Fighting Global Warming the Liberal Way

There are further problems with cap and trade regulations. For instance, these regulations create significant price volatility. The experience of Europe’s carbon emissions market is a classic example of the natural consequences of regulations that impose caps or constraints on the market. In fact, the Congressional Budget Office, citing the price volatility issue, concluded that cap-and-trade regulations are not a sound policy alternative for addressing global warming issues.

While cap and trade policies are undesirable, there is a better path if we are going to address global warming concerns. In a recent paper I co-authored with Arthur Laffer, we examined the implications of alternative global warming policies.

According to the scientific consensus that man-made carbon emissions are causing global warming, there is a consumption problem. Whether or not one believes this scientific consensus is correct, man-made global warming is a possible risk. With respect to the appropriate policy response, the question is whether good government policies can create a less risky scenario. The answer is yes.

When consumers use energy, or products created from energy, the prices do not reflect the costs from the carbon emissions on the environment; consequently consumption is higher than optimal. The appropriate policy response is a tax on consumption, the source of the market distortion, but not on trade or production.

But, the catch is that carbon taxes impose a giant negative incentive on both producers and consumers through the higher costs the tax creates. Furthermore, if the carbon tax were implemented as a means to expand government, then the amount of inefficiencies in the economy would increase even further.

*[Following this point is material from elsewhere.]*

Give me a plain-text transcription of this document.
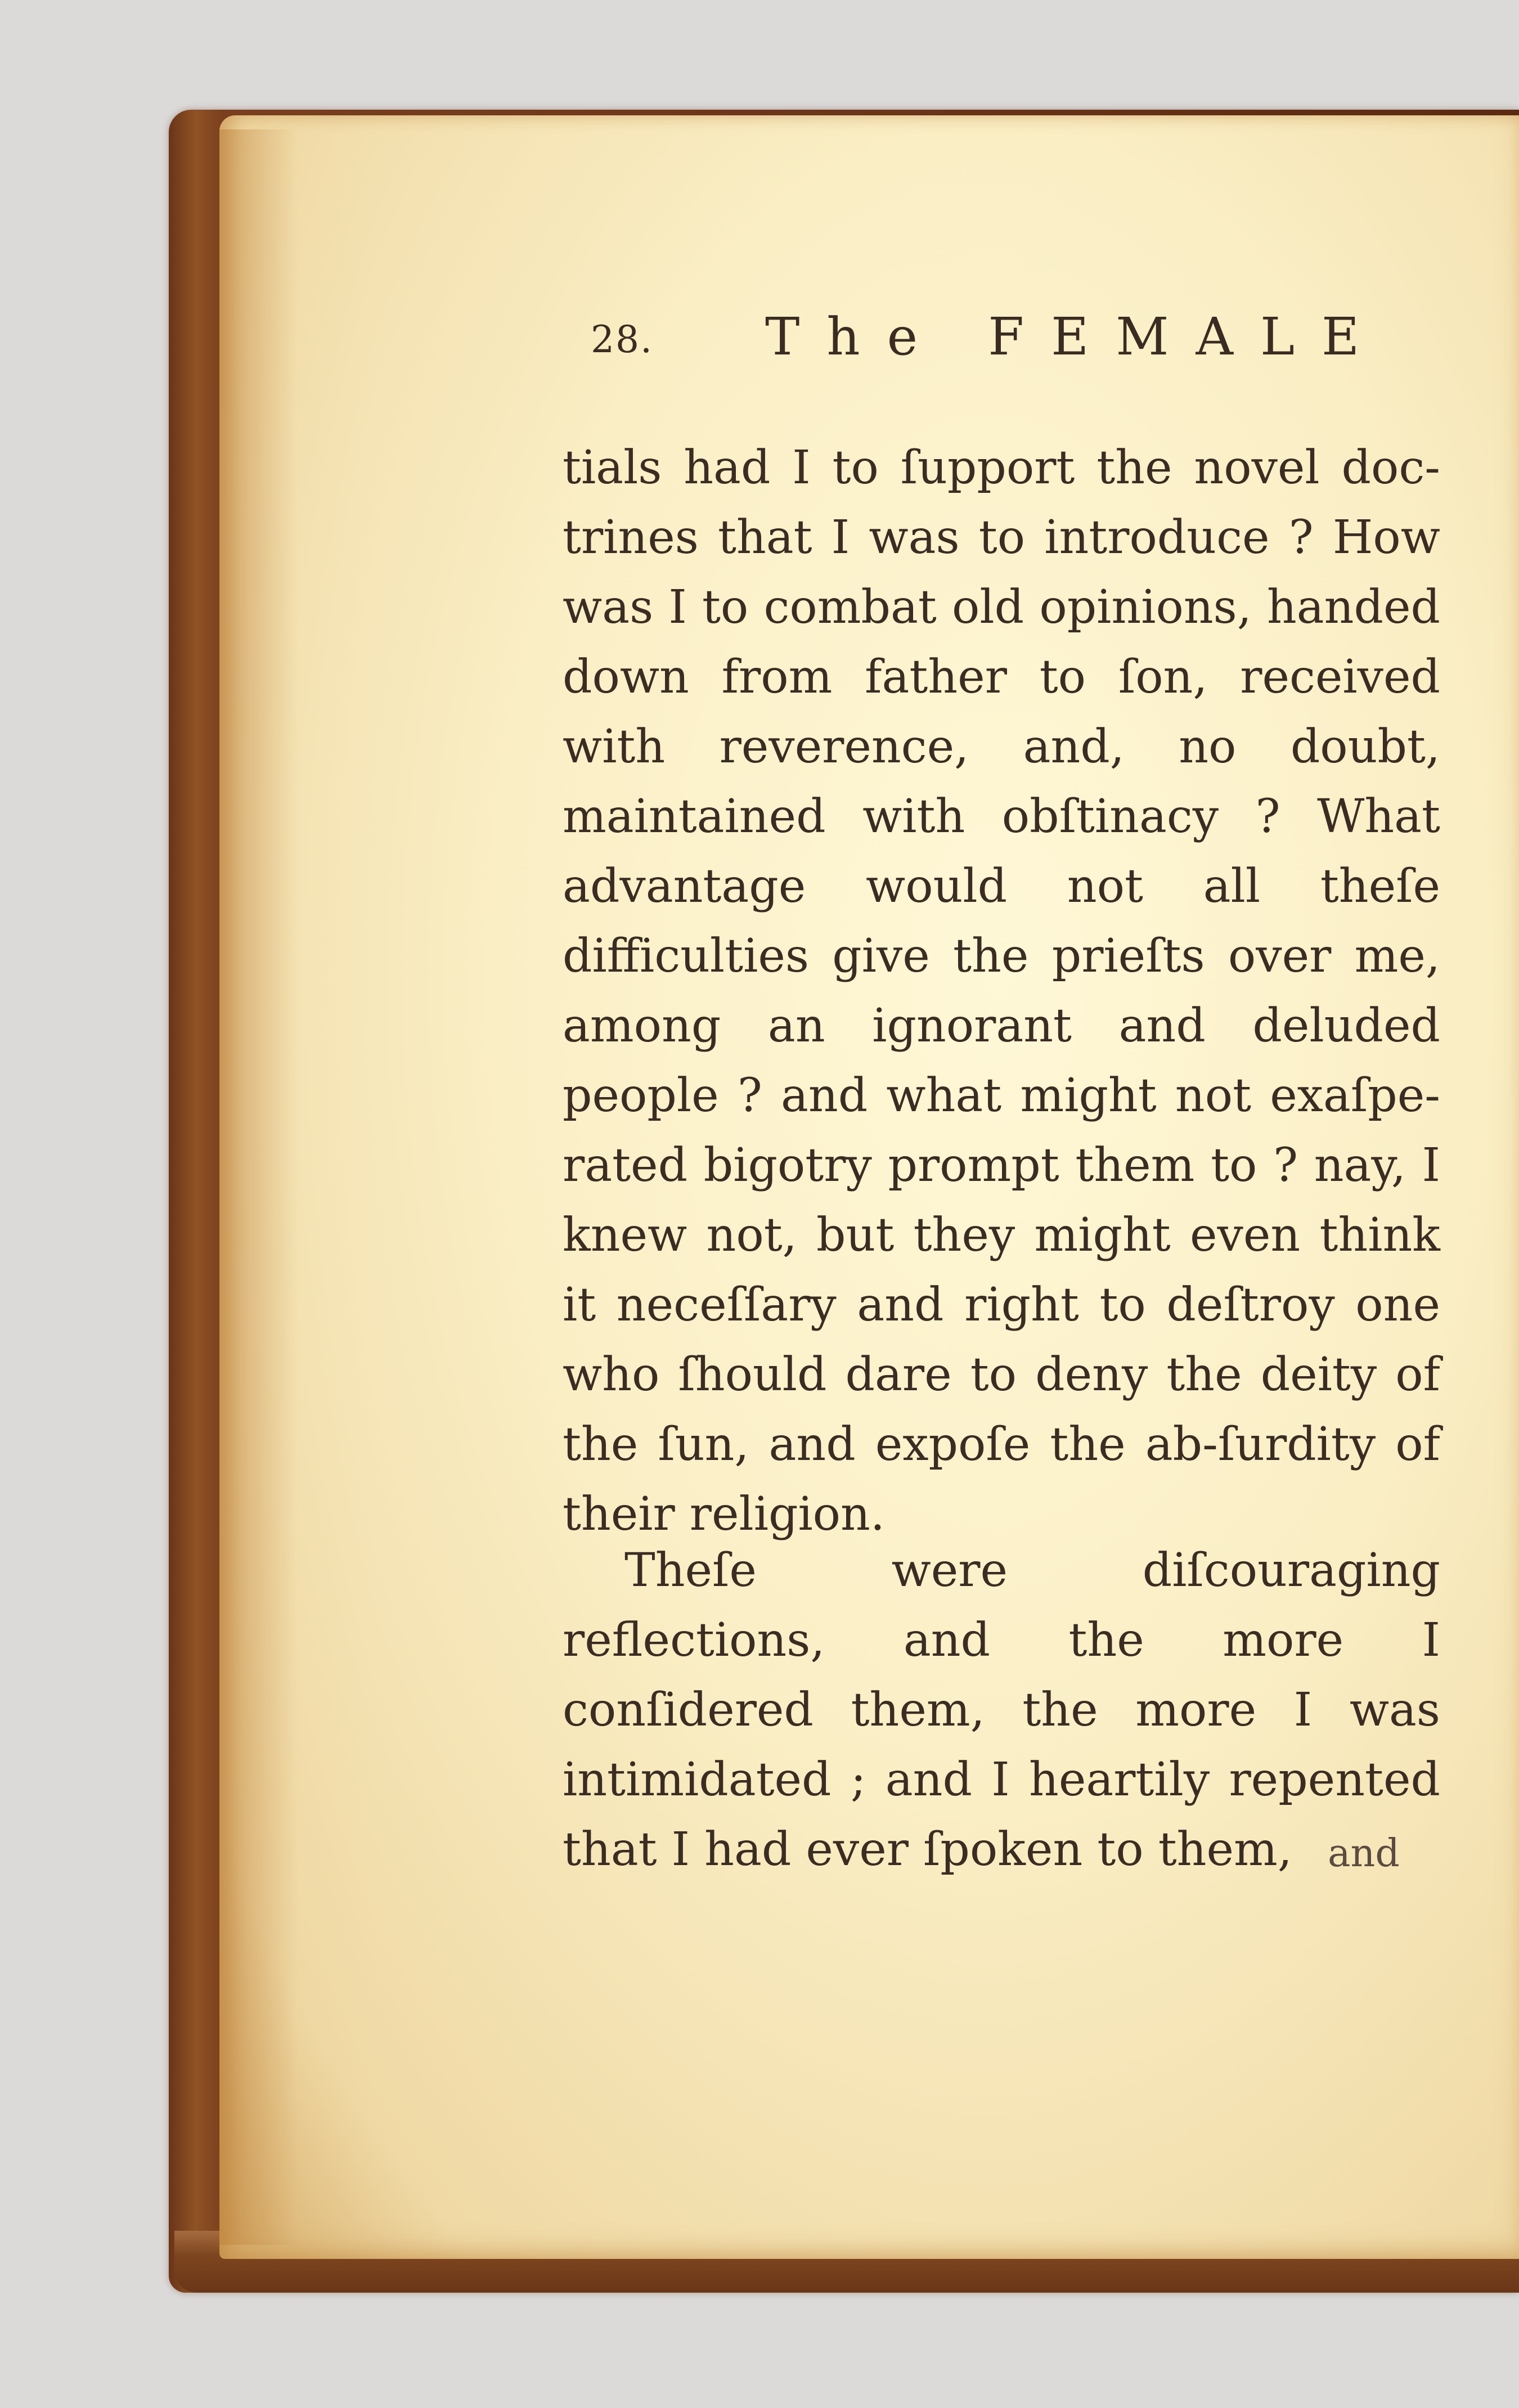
28. The FEMALE

tials had I to ſupport the novel doc-trines that I was to introduce ? How was I to combat old opinions, handed down from father to ſon, received with reverence, and, no doubt, maintained with obſtinacy ? What advantage would not all theſe difficulties give the prieſts over me, among an ignorant and deluded people ? and what might not exaſpe-rated bigotry prompt them to ? nay, I knew not, but they might even think it neceſſary and right to deſtroy one who ſhould dare to deny the deity of the ſun, and expoſe the ab-ſurdity of their religion.

Theſe were diſcouraging reflections, and the more I conſidered them, the more I was intimidated ; and I heartily repented that I had ever ſpoken to them, and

However, if the carbon tax increase were offset, dollar for dollar, with an across the board marginal income tax reduction, many of the adverse impacts from the carbon tax increase would be mitigated. A marginal tax rate cut—ideally to a flat rate with strong taxpayer protections against future tax increases—has two types of effects. Because the decrease in marginal tax rates lowers the cost to the employer in the form of lower wages paid, firms will employ more workers. On the supply side, a reduction in marginal tax rates raises net wages received. Again, more work effort will be supplied. Therefore, tax cuts increase the demand for, and the supply of, factors of production. In dynamic formulations, as tax rates fall, output growth increases and vice versa.

The rewards for incremental work by labor, the employment of additional capital and the more efficient combination of the two will all be higher. As a result, more employment, output and production is expected. Economic growth rates will accelerate until these effects are fully incorporated into the workings of the economy. All of the aforementioned positive incentive effects help offset the impact of the carbon tax on production.

From the global warming perspective, the lower marginal tax rates do not impact the reduced incentive to consume carbon emissions because carbon tax increase has raised the relative price of carbon emissions.

Thus, the higher taxes on carbon emissions provides incentives for people to reduce the amount of greenhouse gas emitted while the lower marginal income tax rates provides incentives for people to increase the amount of economic activity. The result is a policy that reduces the risks associated with both the environmental and economic concerns.